Hello
Hello

Reputation: 181

Returning bunch of matrices using RCPP in C++ in an efficient way using a list

I am trying to return a bunch of matrices using RCPP. My code below is extremely inefficient. I would like to know if the following code can be efficient.

#include <RcppArmadillo.h>
// [[Rcpp::depends(RcppArmadillo)]]

// [[Rcpp::export]]
Rcpp::List hello( 
    const arma::rowvec& g,
    const int& n, 
    const int& p,
    const arma::mat& S,
    const arma::mat& zc,
    const arma::rowvec& dl){
  Rcpp::List ht(n);

  for(int t=0; t < n;++t){

    arma::mat hhat(p,n);
    hhat.fill(0.0);
    for(int i = 0;i < n; ++i){
      arma::mat h(p,1);
      h.fill(0.0);
      if (t > i){
        for(int u=i;u <= t; ++u){
          arma::rowvec zr = zc.rows(i,i);
          h += exp(arma::as_scalar(g*zr.t())) * (zr.t() - S.cols(u,u))*dl(u);
        }
      }
      hhat.cols(i,i) = h;
    }
    ht[t] = hhat;
  }

  // Specify list length
  Rcpp::List res(1);
  res[0] = ht;

  return(res);
}

Here is the example.

g=c(1,2.1,3.1)
n=1600
p=3
S = matrix(rnorm(4800),nrow=3,ncol=1600)
dl=runif(1600)
z=matrix(runif(4800),nrow=1600,ncol=3)
ptm=proc.time();kkk= hello(g=g,n=n,p=p,S = S,zc=z,dl = dl);proc.time()-ptm;
 user  system elapsed 
  31.25    0.00   31.30 

Any help would be appreciated.

Following the updated code. Initially I was returning list of a list. Now it returns a list. This reduces the computing time by 10 seconds. I hope this code can be improved further.

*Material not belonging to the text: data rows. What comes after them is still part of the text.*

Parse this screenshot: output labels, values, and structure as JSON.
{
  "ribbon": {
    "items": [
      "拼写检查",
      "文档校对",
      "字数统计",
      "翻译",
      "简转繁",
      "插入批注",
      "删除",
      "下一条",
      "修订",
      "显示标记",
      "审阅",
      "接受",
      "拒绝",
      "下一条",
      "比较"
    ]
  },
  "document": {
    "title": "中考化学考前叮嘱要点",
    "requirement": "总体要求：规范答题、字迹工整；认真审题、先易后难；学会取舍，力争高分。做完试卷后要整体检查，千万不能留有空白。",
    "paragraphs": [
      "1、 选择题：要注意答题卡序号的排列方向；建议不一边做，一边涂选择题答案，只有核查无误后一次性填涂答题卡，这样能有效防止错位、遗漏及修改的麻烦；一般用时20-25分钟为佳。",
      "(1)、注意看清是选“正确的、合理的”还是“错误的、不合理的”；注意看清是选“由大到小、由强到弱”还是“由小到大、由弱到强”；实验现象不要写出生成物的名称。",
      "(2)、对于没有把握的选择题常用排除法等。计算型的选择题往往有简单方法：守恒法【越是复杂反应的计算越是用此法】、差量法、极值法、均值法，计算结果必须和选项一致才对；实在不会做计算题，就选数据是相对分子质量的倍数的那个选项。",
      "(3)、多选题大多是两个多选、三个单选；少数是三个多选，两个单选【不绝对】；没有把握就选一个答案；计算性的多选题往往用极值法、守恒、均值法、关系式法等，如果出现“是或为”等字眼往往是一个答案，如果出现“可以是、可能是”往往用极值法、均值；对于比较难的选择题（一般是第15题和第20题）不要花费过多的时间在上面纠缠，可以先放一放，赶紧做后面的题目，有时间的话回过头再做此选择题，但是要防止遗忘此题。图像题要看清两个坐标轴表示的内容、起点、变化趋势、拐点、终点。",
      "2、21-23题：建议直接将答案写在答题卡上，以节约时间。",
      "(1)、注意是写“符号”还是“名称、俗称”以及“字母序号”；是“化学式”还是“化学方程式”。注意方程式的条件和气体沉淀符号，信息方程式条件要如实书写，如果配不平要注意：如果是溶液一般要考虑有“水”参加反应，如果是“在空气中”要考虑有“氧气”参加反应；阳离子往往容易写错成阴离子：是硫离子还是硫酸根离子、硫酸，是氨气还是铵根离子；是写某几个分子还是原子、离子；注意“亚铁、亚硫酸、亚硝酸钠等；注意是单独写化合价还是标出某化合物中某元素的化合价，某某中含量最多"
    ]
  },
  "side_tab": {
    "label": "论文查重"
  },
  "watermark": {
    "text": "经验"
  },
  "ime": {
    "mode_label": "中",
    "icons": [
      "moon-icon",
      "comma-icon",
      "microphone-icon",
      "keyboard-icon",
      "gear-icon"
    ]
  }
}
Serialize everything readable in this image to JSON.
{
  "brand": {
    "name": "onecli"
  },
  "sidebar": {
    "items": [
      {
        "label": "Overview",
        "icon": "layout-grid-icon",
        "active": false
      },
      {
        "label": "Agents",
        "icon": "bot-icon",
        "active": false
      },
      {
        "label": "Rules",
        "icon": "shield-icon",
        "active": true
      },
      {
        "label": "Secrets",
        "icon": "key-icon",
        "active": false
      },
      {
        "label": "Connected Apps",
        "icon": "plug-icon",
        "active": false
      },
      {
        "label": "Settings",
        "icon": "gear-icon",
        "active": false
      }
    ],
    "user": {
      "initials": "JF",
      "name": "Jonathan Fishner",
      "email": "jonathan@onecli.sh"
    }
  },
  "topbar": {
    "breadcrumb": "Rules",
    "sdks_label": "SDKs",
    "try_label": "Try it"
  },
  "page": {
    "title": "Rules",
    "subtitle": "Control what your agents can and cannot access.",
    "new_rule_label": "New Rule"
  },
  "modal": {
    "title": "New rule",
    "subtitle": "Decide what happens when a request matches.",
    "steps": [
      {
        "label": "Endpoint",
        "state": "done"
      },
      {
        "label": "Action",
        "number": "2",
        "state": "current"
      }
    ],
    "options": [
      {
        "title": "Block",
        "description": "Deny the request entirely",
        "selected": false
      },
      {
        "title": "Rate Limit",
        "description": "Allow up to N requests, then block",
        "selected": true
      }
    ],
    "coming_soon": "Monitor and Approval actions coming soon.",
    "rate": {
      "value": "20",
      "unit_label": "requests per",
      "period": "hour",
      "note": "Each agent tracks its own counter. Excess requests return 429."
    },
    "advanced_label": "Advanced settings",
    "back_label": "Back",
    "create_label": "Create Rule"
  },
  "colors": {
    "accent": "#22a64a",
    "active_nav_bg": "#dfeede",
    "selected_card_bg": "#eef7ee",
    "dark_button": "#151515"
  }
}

#include <RcppArmadillo.h>
// [[Rcpp::depends(RcppArmadillo)]]

// [[Rcpp::export]]
Rcpp::List hello( 
    const arma::rowvec& g,
    const int& n, 
    const int& p,
    const arma::mat& S,
    const arma::mat& zc,
    const arma::rowvec& dl){
  Rcpp::List ht(n);


  for(int t=0; t < n;++t){

    arma::mat hhat(p,n);
    hhat.zeros();
    for(int i = 0;i < n; ++i){
      arma::mat h(p,1);
      // h.fill(0.0);
      h.zeros();
      if (t > i){
        for(int u=i;u <= t; ++u){
          //arma::rowvec zr = zc.rows(i,i);
          h += exp(arma::as_scalar(g*zc.row(i).t())) * (zc.row(i).t() - S.col(u))*dl(u);
        }
      }
      hhat.col(i) = h;
    }
    ht[t] = hhat;
  }

  // Specify list length
  // Rcpp::List res(1);
  // res[0] = ht;

  return(ht);
}

The formula that I am trying to implement is given below.enter image description here

Upvotes: 1

Views: 440

Answers (2)

Ralf Stubner
Ralf Stubner

Reputation: 26833

In my other answer I looked at the efficiency of returning data and at simple optimizations. Here I want to look at something different: Optimization of the algorithm.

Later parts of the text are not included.